Joseph welcomed Marshall’s time in the national spotlight and hopes her time there isn’t done.

“We’ve never had a player named National Player of the Week,” she said. “I think Ty Marshall deserves to be named an All-American at the end of the season. We all know that to make that happen we have to win games and get this program into the NCAA Tournament, give her a chance to compete on a national level. That award goes a long way, putting her out front nationally.”

Georgia Tech also has never had a player score 2,000 points — it’s something accomplished by only 22 women in ACC history — Ty is right there.

“Getting 2,000 points hasn’t been done a lot in ACC history,” said Marshall, who is averaging 23.0 ppg in ACC play — 2.5 more than anyone else. “So it means a lot.”

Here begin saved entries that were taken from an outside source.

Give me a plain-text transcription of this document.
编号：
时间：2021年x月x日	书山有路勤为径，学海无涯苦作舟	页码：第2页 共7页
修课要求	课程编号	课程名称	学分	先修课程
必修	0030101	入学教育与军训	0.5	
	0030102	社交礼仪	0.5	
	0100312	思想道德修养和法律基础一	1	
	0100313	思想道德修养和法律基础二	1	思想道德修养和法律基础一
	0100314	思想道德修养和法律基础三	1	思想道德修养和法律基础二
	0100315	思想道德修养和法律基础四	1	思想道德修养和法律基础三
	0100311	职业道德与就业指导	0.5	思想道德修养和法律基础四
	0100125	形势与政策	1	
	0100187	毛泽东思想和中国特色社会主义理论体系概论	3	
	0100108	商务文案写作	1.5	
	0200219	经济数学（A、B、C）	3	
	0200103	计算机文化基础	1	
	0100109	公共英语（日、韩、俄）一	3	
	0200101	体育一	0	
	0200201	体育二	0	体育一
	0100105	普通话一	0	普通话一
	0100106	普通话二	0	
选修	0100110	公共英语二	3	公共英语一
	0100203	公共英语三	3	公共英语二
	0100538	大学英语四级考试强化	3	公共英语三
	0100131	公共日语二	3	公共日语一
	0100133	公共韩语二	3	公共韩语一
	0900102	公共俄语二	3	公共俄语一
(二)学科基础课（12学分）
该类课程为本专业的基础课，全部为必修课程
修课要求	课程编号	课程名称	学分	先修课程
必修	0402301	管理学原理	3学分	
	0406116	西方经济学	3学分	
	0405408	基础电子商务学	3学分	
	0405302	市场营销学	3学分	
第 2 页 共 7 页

With five regular season games left before the ACC Tournament and, ideally, an NCAA Tournament berth, Marshall is out to put a final exclamation point on her career.

Then she can reflect on her records, having passed on the leadership torch to — and raising the bar quite high for — freshman Kaela Davis, Marshall’s protégé, who she also sees as the biggest threat to her record.

“I’m sure Kaela is after me,” she said. “So I’m trying to make it hard for her.

“I haven’t said it to her,” she added. “But when the season is over I’m sure it will be a joke we’ll laugh about it.”